🤖 AI Summary
Low speech recognition accuracy for deaf and hard-of-hearing (DHH) individuals, coupled with the high user burden of existing personalized ASR adaptation—requiring extensive pre-recorded speech data—remains a critical challenge. This paper proposes a real-time collaborative ASR adaptation framework that shifts adaptation responsibility from unilateral user effort to bidirectional human–system cooperation. During natural dialogue, hearing participants provide real-time corrections, which dynamically generate personalized pronunciation prompts and trigger lightweight model fine-tuning.
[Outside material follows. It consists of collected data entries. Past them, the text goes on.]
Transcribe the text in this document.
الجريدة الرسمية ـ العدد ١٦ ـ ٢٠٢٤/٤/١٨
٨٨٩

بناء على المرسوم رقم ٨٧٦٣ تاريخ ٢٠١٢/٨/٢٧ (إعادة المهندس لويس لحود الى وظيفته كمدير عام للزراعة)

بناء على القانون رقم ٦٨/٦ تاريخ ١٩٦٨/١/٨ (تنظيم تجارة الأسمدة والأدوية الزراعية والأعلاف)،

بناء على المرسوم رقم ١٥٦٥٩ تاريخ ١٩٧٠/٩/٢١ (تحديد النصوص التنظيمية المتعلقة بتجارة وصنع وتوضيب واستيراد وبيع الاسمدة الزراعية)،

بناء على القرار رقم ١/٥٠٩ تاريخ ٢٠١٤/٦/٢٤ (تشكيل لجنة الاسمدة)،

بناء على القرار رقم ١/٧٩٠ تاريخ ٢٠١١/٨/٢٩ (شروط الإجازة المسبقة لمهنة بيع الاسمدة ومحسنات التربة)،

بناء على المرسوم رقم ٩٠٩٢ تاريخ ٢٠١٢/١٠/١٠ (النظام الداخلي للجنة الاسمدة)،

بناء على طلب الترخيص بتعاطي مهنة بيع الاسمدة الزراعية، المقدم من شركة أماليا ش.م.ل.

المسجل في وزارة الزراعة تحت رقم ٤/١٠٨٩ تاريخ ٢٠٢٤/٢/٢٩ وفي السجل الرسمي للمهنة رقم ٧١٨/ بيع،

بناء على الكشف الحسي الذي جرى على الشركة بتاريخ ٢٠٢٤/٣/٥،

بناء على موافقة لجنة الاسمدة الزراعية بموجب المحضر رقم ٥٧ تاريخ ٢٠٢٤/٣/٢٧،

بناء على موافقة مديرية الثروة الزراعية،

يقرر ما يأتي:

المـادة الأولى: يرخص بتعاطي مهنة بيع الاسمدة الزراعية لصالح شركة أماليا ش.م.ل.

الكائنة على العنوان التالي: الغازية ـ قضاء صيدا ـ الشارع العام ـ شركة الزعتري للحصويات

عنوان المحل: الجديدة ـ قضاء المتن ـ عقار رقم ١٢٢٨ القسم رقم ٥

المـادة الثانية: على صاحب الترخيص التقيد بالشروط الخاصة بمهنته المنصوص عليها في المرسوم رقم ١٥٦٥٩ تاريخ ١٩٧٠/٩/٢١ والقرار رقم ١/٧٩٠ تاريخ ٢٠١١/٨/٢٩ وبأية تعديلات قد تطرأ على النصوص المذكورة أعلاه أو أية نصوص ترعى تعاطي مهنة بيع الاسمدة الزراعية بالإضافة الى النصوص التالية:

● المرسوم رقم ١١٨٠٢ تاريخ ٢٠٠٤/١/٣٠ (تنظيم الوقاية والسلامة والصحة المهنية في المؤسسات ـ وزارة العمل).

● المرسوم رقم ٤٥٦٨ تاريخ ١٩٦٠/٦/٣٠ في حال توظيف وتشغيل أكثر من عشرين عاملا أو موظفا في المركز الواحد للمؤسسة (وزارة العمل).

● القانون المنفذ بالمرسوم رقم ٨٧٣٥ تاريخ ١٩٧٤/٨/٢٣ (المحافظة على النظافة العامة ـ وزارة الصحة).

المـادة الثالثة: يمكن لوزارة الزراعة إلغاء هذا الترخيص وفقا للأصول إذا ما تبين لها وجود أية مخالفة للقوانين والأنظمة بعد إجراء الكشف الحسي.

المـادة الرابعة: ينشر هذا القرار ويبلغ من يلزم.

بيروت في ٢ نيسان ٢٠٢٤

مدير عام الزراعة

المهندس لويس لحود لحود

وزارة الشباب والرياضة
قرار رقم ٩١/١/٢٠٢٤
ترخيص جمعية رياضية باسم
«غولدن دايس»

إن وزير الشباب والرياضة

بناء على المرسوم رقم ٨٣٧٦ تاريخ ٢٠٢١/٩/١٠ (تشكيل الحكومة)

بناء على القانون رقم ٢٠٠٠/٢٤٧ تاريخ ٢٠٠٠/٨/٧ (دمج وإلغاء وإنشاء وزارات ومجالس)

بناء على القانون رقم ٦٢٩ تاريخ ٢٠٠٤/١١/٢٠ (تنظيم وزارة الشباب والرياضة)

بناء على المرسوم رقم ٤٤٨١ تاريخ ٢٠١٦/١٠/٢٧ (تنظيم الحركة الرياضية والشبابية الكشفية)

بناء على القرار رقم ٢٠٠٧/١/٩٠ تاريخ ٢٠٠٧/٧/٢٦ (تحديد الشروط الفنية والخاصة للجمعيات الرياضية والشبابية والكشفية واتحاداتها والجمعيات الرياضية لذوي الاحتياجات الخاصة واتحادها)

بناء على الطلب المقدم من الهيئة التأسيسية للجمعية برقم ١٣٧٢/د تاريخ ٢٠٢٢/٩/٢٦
Evaluated with 12 DHH and 6 hearing participants, the system achieves significant word error rate reduction using only ~5 minutes of authentic conversational audio. To our knowledge, this is the first approach enabling low-overhead, highly usable, and conversationally embedded real-time collaborative optimization. It uniquely balances intuitiveness, minimal cognitive load, and practical deployability.
📝 Abstract
Automatic Speech Recognition (ASR) systems often fail to accurately transcribe speech from Deaf and Hard of Hearing (DHH) individuals, especially during real-time conversations. Existing personalization approaches typically require extensive pre-recorded data and place the burden of adaptation on the DHH speaker. We present EvolveCaptions, a real-time, collaborative ASR adaptation system that supports in-situ personalization with minimal effort. Hearing participants correct ASR errors during live conversations. Based on these corrections, the system generates short, phonetically targeted prompts for the DHH speaker to record, which are then used to fine-tune the ASR model. In a study with 12 DHH and six hearing participants, EvolveCaptions reduced Word Error Rate (WER) across all DHH users within one hour of use, using only five minutes of recording time on average. Participants described the system as intuitive, low-effort, and well-integrated into communication. These findings demonstrate the promise of collaborative, real-time ASR adaptation for more equitable communication.